THE following papers, excepting the Epilogue, which condenses an unwritten lecture, were first prepared and delivered last winter as a course of lectures for the South Place Ethical Society, London, under the title “Modern Criticisms of Life." The title “Modern Humanists" is now substituted because of a strong representation made to me that “Criticism of Life” is an esoteric conception, which has not yet conquered the general intelligence, however wide be the literary vogue of the phrase. "Humanist" is, perhaps, not quite a popular conception either, but the significance of that term is less easily missed, and it properly covers the different lines of thought dealt with. At the same time, the original title determined the small amount of space given to the purely literary side of the work of the writers discussed.
To a certain extent some of the lectures have been extended, and all have been revised; but they substantially keep the lecture form, which, in respect of some past experience, I trust will be more conformable to the general reader's convenience than it has been to my own bookish prejudice. I have attempted to increase the value of the book so far as may be by adding a number of references and elucidations. This has been done more particularly in the section on Carlyle, for the reason that that section stands the greatest chance of exciting opposition, and so most needs to be backed by evidence and testimony.
have elsewhere contended that one of the greatest needs in literary criticism is the comparison and analysis of conflicting judgments, after the example set in the physical sciences; and this will hold good of criticism of characters and doctrines as well as of the discussion of asthetic qualities. Despite attacks made on this view, I can only regret that want of leisure and consequent want of knowledge have hindered me from more fully annotating many points in these papers.
In the essay on Emerson, for instance, certain proposi. tions are made as to the spontaneous nature of critical as of other ideas. Only since those pages went to press have I met with the Théorie de l'Invention of Professor Souriau (1881), which handles the whole problem with remarkable freshness and penetration. And here is a new instance of the need of more careful documentary record in mental and moral science: chancing to resume a former examination of the Idéologie of Destutt de Tracy, I find that he had to a large extent made the investigation independently taken up by M. Souriau. Needless to say, there are other writers to be cited in the same connection.
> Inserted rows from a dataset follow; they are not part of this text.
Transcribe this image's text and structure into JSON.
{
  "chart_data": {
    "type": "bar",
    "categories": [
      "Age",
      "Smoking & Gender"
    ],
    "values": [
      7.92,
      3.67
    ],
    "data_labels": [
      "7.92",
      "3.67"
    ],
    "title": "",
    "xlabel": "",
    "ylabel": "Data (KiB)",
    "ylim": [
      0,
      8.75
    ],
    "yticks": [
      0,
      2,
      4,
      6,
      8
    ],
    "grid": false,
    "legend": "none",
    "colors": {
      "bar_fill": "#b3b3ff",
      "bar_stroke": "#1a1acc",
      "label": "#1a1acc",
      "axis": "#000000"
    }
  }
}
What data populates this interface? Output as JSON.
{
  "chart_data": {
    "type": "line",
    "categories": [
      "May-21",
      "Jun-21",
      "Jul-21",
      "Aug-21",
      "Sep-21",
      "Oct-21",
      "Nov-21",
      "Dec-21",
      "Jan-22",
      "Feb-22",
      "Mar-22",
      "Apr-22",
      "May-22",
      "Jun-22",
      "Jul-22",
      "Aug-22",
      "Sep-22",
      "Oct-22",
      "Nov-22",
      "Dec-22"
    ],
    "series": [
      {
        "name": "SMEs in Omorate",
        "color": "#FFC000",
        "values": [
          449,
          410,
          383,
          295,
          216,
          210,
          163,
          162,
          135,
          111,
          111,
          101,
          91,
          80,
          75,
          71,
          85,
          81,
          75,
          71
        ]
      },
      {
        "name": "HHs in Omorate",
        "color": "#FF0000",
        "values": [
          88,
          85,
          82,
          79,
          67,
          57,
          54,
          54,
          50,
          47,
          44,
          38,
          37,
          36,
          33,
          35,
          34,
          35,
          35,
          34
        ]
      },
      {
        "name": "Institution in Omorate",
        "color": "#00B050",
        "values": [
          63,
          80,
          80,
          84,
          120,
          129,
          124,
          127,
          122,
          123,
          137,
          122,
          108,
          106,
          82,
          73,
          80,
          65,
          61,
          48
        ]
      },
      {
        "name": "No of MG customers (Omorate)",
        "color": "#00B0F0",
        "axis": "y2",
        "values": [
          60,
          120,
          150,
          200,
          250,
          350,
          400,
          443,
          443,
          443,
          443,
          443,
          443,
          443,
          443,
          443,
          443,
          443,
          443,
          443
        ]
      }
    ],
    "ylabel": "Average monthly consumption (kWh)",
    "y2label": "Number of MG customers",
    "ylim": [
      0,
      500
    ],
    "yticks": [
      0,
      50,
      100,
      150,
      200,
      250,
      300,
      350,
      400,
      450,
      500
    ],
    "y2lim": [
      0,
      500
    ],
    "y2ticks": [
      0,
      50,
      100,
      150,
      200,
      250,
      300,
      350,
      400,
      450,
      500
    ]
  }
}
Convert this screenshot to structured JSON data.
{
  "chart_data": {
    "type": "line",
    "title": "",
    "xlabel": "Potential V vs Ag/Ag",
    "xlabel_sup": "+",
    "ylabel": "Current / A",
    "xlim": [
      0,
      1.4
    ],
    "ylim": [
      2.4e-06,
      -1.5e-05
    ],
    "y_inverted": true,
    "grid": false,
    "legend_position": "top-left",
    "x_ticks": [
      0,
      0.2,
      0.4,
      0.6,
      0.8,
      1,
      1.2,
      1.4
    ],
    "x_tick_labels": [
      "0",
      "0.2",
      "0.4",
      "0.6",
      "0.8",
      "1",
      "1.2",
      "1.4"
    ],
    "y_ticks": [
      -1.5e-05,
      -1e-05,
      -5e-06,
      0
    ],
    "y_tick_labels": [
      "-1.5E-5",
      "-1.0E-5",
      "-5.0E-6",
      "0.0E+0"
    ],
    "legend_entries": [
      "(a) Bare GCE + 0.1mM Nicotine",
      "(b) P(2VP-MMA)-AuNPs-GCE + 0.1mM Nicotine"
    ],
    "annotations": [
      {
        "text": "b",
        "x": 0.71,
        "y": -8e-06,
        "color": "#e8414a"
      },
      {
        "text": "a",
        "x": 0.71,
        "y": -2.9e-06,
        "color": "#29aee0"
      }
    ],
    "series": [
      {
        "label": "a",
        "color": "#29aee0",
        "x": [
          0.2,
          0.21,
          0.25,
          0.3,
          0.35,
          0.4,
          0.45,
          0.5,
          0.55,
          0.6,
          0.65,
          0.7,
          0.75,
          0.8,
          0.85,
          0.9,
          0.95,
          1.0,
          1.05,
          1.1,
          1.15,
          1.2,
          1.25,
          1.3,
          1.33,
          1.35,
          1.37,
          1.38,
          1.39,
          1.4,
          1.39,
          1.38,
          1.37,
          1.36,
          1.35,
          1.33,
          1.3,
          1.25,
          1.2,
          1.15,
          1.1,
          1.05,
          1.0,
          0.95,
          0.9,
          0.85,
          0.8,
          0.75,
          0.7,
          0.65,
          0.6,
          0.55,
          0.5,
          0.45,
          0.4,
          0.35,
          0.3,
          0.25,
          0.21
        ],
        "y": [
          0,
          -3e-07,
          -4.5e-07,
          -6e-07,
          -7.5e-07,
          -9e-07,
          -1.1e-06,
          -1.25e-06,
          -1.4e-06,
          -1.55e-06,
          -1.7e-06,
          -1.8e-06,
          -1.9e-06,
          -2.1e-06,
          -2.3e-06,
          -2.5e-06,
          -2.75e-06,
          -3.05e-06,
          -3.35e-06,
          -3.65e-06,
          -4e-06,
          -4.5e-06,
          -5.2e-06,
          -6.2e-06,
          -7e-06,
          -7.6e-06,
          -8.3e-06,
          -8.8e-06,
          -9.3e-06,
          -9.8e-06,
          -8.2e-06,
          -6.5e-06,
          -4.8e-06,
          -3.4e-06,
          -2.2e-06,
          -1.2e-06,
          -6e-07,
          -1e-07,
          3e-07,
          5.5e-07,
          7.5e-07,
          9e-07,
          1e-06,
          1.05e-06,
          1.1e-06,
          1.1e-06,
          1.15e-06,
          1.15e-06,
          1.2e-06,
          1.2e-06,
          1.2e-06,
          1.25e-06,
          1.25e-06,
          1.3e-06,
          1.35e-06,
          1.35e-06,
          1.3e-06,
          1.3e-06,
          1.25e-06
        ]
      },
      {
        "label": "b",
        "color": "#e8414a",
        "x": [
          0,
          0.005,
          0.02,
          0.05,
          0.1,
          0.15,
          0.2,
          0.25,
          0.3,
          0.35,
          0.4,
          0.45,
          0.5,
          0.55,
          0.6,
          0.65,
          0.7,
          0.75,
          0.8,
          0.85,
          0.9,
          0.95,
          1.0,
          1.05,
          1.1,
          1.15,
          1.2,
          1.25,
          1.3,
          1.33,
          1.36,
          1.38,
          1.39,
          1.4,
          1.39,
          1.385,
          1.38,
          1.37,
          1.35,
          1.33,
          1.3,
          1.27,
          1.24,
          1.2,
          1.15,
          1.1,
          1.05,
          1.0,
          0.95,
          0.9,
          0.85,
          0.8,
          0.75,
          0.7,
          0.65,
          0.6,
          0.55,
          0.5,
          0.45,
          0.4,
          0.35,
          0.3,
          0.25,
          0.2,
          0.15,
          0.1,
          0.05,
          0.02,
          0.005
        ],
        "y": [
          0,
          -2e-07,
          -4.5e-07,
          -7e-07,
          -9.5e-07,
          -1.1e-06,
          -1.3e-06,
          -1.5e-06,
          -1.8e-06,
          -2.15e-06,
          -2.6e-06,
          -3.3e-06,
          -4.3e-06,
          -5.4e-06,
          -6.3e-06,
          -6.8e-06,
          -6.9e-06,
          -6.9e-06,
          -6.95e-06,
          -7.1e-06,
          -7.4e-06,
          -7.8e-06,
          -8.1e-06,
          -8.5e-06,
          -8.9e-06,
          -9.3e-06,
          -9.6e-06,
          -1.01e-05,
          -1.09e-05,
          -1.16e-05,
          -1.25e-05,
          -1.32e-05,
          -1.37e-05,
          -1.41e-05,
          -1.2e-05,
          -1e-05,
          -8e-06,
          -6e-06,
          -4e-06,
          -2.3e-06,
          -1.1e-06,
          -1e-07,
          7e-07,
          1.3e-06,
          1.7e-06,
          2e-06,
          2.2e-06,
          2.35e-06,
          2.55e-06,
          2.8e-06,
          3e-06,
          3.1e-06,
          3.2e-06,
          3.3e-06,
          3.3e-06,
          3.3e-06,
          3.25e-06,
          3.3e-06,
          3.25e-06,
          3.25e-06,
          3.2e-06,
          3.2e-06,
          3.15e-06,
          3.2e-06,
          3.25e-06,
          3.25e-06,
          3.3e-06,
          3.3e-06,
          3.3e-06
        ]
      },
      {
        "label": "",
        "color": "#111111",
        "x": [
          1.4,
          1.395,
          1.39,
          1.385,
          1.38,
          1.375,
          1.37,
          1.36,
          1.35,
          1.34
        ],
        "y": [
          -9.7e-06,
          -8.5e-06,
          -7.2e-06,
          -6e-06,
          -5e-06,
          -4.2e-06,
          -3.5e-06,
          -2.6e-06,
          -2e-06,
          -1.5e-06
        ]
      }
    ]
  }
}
I have only to express, further, my sense of the inadequacy of the following studies all round, and of one or two in particular. In the essay on Emerson I now note an omission to dwell on valuable points in his teaching which I had formerly acknowledged. Lack of due leisure caused other oversights. But to remedy all would have been to make each section into a treatise ; and I fancy I do better to keep nearly within those limits which, at least, secured an audience for the lectures.